Probably the most influential—and skillful—hit job on Grayson came from David Herszenhorn of the New York Times Nov. 1. After noting Grayson’s impressive resume of degrees from Harvard and Harvard Law and clerking for two future Supreme Court justices in the US Court of Appeals, Herszenhorn then goes on to mock and marginalize Grayson:
"On the lam" [I]n recent weeks, Mr. Grayson has catapulted himself to national renown for outlandish rhetoric and a pugilistic political style that makes him seem less staid lawmaker than a character on the lam from one of his Orlando district’s theme parks."
Problem child" in "playpen": "Mr. Grayson joins colleagues like Michele Bachmann, Republican of Minnesota; Pete Stark, Democrat of California; and Joe Wilson, Republican of South Carolina, in what the decorum-minded see as a bipartisan playpen reserved for political problem children. So for party leaders, the behavior often forces a question: Do you cheer, or wince, or both?"
However, Herszenhorn does permit Grayson to explain his approach: “A lot of people think a Democrat with guts is some kind of mythical creature like a unicorn, but it doesn’t need to be that way,” Mr. Grayson said …He credited his rhetoric with shifting the healthcare debate. “Republicans were basically playing rope-a-dope with Democrats for months,” he said. “Now people know what’s at stake.
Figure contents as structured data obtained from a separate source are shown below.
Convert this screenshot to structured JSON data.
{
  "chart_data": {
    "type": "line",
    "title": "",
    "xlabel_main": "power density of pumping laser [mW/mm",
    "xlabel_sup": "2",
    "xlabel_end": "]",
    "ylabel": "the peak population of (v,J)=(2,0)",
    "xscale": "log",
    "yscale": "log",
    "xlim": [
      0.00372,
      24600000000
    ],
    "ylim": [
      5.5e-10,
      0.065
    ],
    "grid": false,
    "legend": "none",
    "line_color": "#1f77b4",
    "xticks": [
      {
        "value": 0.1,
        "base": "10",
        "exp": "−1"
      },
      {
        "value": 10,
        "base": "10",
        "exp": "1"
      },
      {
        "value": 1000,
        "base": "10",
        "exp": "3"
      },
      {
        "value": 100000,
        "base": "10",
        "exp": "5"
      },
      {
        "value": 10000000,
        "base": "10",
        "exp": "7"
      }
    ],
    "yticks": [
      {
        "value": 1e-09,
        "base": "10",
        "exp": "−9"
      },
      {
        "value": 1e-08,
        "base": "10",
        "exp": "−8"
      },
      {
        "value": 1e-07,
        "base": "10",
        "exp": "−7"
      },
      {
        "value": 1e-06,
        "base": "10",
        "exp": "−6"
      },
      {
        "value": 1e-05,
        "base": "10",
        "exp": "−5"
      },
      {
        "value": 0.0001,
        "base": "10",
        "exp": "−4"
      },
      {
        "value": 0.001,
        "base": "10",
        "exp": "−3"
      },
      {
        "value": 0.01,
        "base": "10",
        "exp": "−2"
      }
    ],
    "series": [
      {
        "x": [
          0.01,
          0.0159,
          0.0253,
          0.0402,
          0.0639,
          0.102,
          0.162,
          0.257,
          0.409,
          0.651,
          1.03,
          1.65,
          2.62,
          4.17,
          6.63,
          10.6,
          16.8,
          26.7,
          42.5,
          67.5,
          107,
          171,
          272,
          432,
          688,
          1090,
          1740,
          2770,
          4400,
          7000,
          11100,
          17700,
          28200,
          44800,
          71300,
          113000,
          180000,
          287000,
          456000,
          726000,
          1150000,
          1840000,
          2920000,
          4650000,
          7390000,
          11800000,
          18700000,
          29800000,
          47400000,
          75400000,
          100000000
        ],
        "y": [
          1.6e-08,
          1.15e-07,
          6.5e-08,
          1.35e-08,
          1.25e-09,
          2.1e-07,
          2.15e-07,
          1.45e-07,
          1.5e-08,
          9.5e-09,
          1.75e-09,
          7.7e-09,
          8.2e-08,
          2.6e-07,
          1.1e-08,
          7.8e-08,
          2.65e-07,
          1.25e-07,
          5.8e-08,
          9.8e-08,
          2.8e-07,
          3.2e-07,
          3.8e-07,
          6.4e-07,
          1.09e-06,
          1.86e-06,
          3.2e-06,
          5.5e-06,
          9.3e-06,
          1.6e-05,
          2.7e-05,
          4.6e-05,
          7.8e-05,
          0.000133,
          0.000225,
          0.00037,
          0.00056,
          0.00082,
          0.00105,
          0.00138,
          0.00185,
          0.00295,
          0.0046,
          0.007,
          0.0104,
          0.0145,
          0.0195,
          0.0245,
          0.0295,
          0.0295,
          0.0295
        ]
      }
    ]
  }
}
It’s life and death.”
But whatever balance was offered by Grayson (and James Carville and Barney Frank), the most-remembered lines of the Times and others stories will inevitably be the " character on the lam," "problem child," "buffoon," "a guy on crack," and the linking of Grayson and Bachmann as equivalent "wingnuts."
Grayson does let his rhetoric get out of control some times. Citing the Harvard study of 45,000 deaths, he called it a "holocaust," for which he was repeatedly taken to task by two of TV’s most ardent progressives, MSNBC’s Rachel Maddow and Keith Olbermann. Grayson, who is Jewish and lost family members in the Holocaust, apologized for his use of a term. Grayson also used the term "whore" to refer to a female who is former Enron lobbyist now working for the Federal Reserve, and issued an apology.
So perhaps Grayson should smooth some Bronx-bred rough edges and be more judicious. But when it comes down to describing our healthcare crisis as a question of just "monkey business" or "a matter of life and death," "the Problem Child" unquestionably has the right approach.
Democrats could use a lot more "problem children" who will raise a ruckus to signal they care about helping working families access healthcare.